Docs Question Bayer's Injection for Dissolving Double Chin
Bayer tests a fat-dissolving injectable drug in Europe. Doctors are cautious.
Jan. 13, 2011— -- A simple injection in the neck to get rid of that double chin? Sounds too good to be true, and that very well may be the case concerning Bayer's newest fat-dissolving injectable, ATX-101, which is beginning phase III trials in Europe.
The upcoming multi-center, randomized, double-blind, placebo-controled study will test the efficacy of ATX-101 for eliminating localized fat under the chin, known as submental fat. The companies announced Monday that they are enrolling patients for the trial in France, Germany, Belgium, Spain, Italy and the U.K.
The drug utilizes half of the two-drug, off-label cocktail used for the notoriously problematic fat-dissolving injectable Lipodissolve that prompted a public warning by the Food and Drug Administration in spring 2010.
Lipodissolve, which was marketed as a quick and easy "lunchtime lipo" procedure a few years back, utilized two chemicals, phosphatidylcholine (PC) and deoxycholate (DC), neither of which were FDA approved for fat elimination.
ATX-101, is just sodium deoxycholate (DC in solution).
Research has shown PC actually inhibits the fat-dissolving effects of DC, so researchers are testing the efficacy of DC alone for fat elimination, said KYTHERA Biopharmaceuticals, Inc., which teamed with Bayer in August 2010 for the upcoming trial.
KYTHERA hopes ultimately to bring an FDA-approved compound for injectable fat elimination to the U.S. market. Two phase II trials in humans have been done in the U.S. so far and a third is underway.
"We are very pleased with the progress that has been made in Europe with ATX-101," Keith Leonard, KYTHERA's president and CEO, said in a press release on the trial. "The initiation of these Phase III studies marks an important milestone in our collaboration with Intendis and further demonstrates the potential of ATX-101 as a first-in-class injectable drug for localized fat reduction."
But plastic surgeons are wary of this renewed attempt to test DC as a cosmetic fat-dissolver.
"I would be very cautious.

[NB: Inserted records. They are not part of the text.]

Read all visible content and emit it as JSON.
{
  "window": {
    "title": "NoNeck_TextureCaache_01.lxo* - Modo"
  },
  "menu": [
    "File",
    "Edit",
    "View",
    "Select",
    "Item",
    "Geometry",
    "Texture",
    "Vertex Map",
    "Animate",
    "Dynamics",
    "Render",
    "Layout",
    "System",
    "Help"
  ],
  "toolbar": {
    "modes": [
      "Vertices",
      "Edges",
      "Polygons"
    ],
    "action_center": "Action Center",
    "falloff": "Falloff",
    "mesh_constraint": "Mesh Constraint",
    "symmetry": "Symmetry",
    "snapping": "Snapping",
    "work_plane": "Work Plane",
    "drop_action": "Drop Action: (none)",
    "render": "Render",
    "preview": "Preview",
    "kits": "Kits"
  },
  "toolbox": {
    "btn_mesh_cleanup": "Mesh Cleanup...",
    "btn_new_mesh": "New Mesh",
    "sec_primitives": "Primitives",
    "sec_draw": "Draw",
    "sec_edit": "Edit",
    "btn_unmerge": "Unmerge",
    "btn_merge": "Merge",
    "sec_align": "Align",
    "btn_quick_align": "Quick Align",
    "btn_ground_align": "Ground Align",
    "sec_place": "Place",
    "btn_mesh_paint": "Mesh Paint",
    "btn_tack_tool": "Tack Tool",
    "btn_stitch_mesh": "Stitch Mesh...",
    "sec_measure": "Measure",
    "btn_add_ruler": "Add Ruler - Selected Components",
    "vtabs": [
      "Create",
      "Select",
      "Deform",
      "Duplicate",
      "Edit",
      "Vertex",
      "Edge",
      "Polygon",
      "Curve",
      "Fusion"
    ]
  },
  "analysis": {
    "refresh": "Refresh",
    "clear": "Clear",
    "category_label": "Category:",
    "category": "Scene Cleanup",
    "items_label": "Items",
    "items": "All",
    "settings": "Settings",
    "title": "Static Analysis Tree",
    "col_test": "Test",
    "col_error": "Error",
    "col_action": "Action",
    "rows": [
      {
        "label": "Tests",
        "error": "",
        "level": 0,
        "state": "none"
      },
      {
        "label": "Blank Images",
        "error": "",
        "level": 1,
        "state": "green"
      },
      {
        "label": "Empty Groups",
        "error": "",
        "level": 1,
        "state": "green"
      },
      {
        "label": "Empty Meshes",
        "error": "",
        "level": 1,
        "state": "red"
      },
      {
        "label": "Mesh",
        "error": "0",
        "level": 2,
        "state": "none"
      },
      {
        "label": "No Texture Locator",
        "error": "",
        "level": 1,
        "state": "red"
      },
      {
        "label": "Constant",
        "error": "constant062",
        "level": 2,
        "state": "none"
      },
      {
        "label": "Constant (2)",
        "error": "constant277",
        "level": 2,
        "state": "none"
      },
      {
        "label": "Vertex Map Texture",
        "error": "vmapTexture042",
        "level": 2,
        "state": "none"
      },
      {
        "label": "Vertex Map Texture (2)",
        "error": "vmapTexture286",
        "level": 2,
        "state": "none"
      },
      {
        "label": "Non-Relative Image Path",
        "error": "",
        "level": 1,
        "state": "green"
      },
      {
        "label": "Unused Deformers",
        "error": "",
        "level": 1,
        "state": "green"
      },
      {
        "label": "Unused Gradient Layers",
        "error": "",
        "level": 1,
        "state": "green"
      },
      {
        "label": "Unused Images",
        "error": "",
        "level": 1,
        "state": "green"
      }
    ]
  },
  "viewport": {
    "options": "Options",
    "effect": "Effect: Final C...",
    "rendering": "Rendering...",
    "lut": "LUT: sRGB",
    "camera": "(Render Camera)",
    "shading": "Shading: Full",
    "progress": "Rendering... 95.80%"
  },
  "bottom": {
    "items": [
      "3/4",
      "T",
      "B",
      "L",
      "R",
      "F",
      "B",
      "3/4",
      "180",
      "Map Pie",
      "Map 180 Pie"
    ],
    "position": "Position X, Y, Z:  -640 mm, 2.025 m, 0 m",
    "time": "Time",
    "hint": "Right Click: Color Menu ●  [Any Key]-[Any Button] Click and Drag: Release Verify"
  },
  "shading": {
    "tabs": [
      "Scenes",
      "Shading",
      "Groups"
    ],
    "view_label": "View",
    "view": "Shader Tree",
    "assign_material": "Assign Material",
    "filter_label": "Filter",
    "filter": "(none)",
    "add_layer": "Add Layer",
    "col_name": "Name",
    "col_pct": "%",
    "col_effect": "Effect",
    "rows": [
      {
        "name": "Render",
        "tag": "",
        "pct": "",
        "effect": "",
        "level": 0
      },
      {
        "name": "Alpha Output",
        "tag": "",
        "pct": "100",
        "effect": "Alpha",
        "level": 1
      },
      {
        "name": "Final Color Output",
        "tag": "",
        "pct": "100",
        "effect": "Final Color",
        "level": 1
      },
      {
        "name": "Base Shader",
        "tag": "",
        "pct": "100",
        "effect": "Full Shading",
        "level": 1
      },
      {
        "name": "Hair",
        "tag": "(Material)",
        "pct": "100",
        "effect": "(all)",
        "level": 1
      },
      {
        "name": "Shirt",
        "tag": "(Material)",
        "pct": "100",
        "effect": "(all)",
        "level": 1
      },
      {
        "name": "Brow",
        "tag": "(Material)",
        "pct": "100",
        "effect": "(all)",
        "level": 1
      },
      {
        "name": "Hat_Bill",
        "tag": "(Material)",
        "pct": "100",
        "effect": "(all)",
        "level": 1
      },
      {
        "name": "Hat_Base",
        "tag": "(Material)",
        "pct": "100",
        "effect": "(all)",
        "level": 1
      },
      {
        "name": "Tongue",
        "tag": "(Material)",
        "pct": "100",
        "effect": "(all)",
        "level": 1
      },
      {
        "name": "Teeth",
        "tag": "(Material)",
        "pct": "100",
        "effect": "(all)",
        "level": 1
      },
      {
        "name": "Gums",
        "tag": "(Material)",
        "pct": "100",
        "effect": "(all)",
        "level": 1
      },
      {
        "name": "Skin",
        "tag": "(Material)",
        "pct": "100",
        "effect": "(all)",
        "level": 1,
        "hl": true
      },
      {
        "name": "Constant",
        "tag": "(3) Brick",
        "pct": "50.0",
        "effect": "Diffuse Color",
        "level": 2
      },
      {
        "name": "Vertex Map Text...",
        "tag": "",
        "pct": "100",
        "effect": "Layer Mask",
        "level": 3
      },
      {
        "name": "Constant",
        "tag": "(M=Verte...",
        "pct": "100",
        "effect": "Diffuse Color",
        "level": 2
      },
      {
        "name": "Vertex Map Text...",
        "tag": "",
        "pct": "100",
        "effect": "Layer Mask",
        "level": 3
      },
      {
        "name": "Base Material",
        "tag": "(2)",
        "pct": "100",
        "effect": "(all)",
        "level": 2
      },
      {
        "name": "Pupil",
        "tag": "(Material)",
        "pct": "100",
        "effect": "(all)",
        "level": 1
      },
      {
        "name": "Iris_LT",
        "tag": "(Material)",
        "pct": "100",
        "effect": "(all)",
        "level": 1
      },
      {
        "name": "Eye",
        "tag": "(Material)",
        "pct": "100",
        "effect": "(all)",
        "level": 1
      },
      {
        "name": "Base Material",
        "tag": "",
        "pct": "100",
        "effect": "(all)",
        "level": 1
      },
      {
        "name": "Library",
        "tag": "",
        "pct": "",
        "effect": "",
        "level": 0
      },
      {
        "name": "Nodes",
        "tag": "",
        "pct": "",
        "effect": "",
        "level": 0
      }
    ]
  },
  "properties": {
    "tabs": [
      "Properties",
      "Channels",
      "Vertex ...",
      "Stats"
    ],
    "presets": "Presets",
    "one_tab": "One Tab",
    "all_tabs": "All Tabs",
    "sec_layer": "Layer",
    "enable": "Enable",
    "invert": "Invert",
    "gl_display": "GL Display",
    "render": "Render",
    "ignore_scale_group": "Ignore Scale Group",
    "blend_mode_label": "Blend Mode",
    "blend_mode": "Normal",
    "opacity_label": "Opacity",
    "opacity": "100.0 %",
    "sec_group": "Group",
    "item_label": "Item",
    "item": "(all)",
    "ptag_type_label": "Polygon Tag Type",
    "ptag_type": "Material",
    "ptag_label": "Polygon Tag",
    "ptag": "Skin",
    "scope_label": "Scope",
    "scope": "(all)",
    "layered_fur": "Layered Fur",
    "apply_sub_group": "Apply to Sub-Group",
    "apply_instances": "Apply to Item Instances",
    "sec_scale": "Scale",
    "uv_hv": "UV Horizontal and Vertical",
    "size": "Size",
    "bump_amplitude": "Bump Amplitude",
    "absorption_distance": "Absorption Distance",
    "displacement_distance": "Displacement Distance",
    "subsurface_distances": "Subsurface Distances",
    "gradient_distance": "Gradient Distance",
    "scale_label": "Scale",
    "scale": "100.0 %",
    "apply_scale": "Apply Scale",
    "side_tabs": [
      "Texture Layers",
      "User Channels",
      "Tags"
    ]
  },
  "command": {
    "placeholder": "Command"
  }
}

Even if it's approved in Europe, people will start purchasing it and sneaking into the U.S. illegally," said Dr. Darrick Antell, a plastic surgeon at Roosevelt Hospital in New York and a spokesman for the American Society of Plastic Surgeons. "There's no doubt in my mind that if it's approved for the small area [under the chin], then people will start using for large areas and I have no doubt that there will invariably be adverse effects. [Injectable fat-dissolvers] need a lot more work. People who would use this sort of medicine at this point would be like driving ahead of your headlights."